Street Dogs

The other day, I found myself watching Disney’s new version of Lady and the Tramp.  I have no appreciation for Disney’s portrayal of the dogcatcher in any of their movies.  Throughout the movie, the dogcatcher was trying to convince everyone (including himself) that in removing all of the “dangerous” street dogs that he was providing a valuable service.

The dogcatcher’s view on street dogs reminded me of a time in my life in which I was asked to oversee the transition of a government contract from one humane organization to another.  The first humane organization has carried the contract for many years and refused to work with local dog rescues; and as a result, they have an 80 percent euthanasia rate.

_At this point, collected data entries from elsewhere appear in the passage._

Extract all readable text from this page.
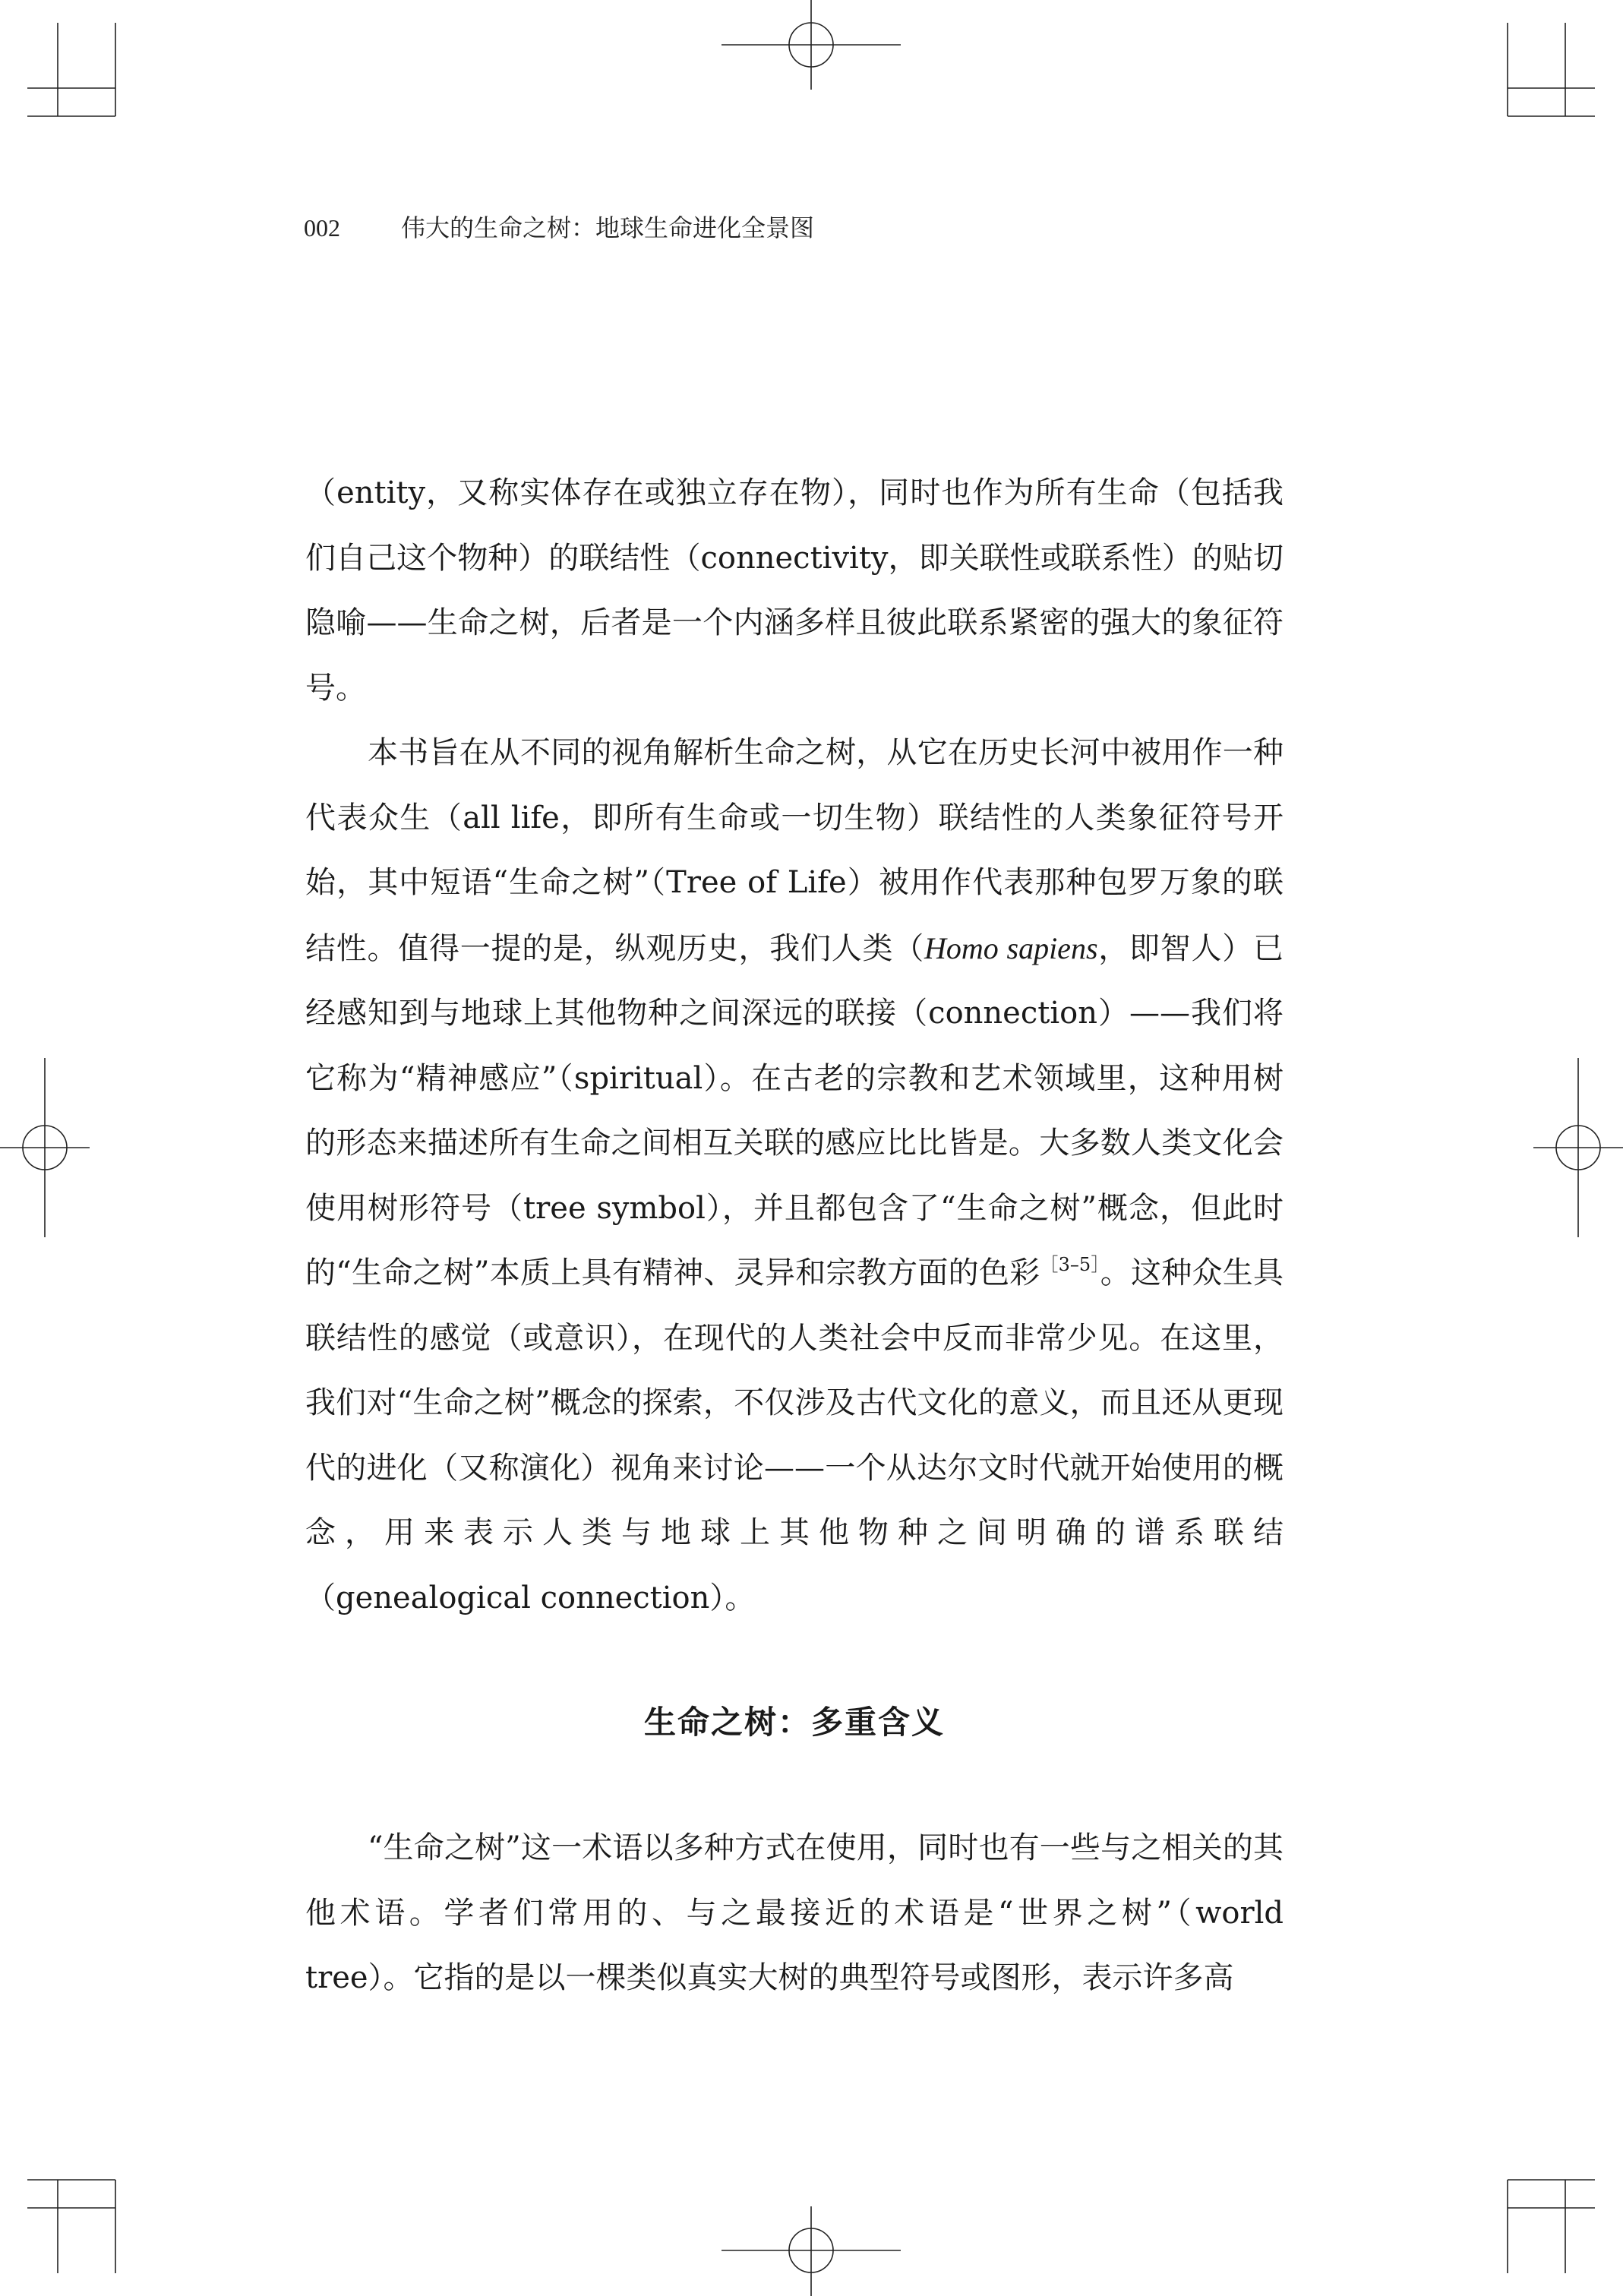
002	伟大的生命之树：地球生命进化全景图

（entity，又称实体存在或独立存在物），同时也作为所有生命（包括我们自己这个物种）的联结性（connectivity，即关联性或联系性）的贴切隐喻——生命之树，后者是一个内涵多样且彼此联系紧密的强大的象征符号。

本书旨在从不同的视角解析生命之树，从它在历史长河中被用作一种代表众生（all life，即所有生命或一切生物）联结性的人类象征符号开始，其中短语“生命之树”（Tree of Life）被用作代表那种包罗万象的联结性。值得一提的是，纵观历史，我们人类（Homo sapiens，即智人）已经感知到与地球上其他物种之间深远的联接（connection）——我们将它称为“精神感应”（spiritual）。在古老的宗教和艺术领域里，这种用树的形态来描述所有生命之间相互关联的感应比比皆是。大多数人类文化会使用树形符号（tree symbol），并且都包含了“生命之树”概念，但此时的“生命之树”本质上具有精神、灵异和宗教方面的色彩$^{[3-5]}$。这种众生具联结性的感觉（或意识），在现代的人类社会中反而非常少见。在这里，我们对“生命之树”概念的探索，不仅涉及古代文化的意义，而且还从更现代的进化（又称演化）视角来讨论——一个从达尔文时代就开始使用的概念，用来表示人类与地球上其他物种之间明确的谱系联结（genealogical connection）。

生命之树：多重含义

“生命之树”这一术语以多种方式在使用，同时也有一些与之相关的其他术语。学者们常用的、与之最接近的术语是“世界之树”（world tree）。它指的是以一棵类似真实大树的典型符号或图形，表示许多高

Several of the dog groups got together and created a new humane organization and submitted a bid for the government contract.  When they were awarded the contract, they were required to bring in an experienced director to oversee the operation; that is where I come in.

Over a brief period of time, the euthanasia declined sharply.  We were eager to tout our success.  Throughout my employment, I received numerous calls from the board of directors of the first humane organization lambasting our adoptions, convinced that 90 percent of the stray dogs were not worth saving.  To be honest, I was dumbfounded by the idea that these people could be so damn stupid to think that 90 percent of the dogs were a danger to the public. For whatever reasons, they needed to believe that fallacy to justify the killing of the dogs under their watch.

I’d like to say that the first organization was an insignificant organization, but it wasn’t.  It had a national following.  It always amazed me that an organization could have such a national following when their mission was to kill off all of the stay dogs in their community.  Not every stray dog is heroic like Tramp, but you can bet that most of the dogs are worthy of finding new homes.

I am happy to report that the first organization has found its new mission and is doing great things now, in their community.  It is a testament that our profession has evolved well.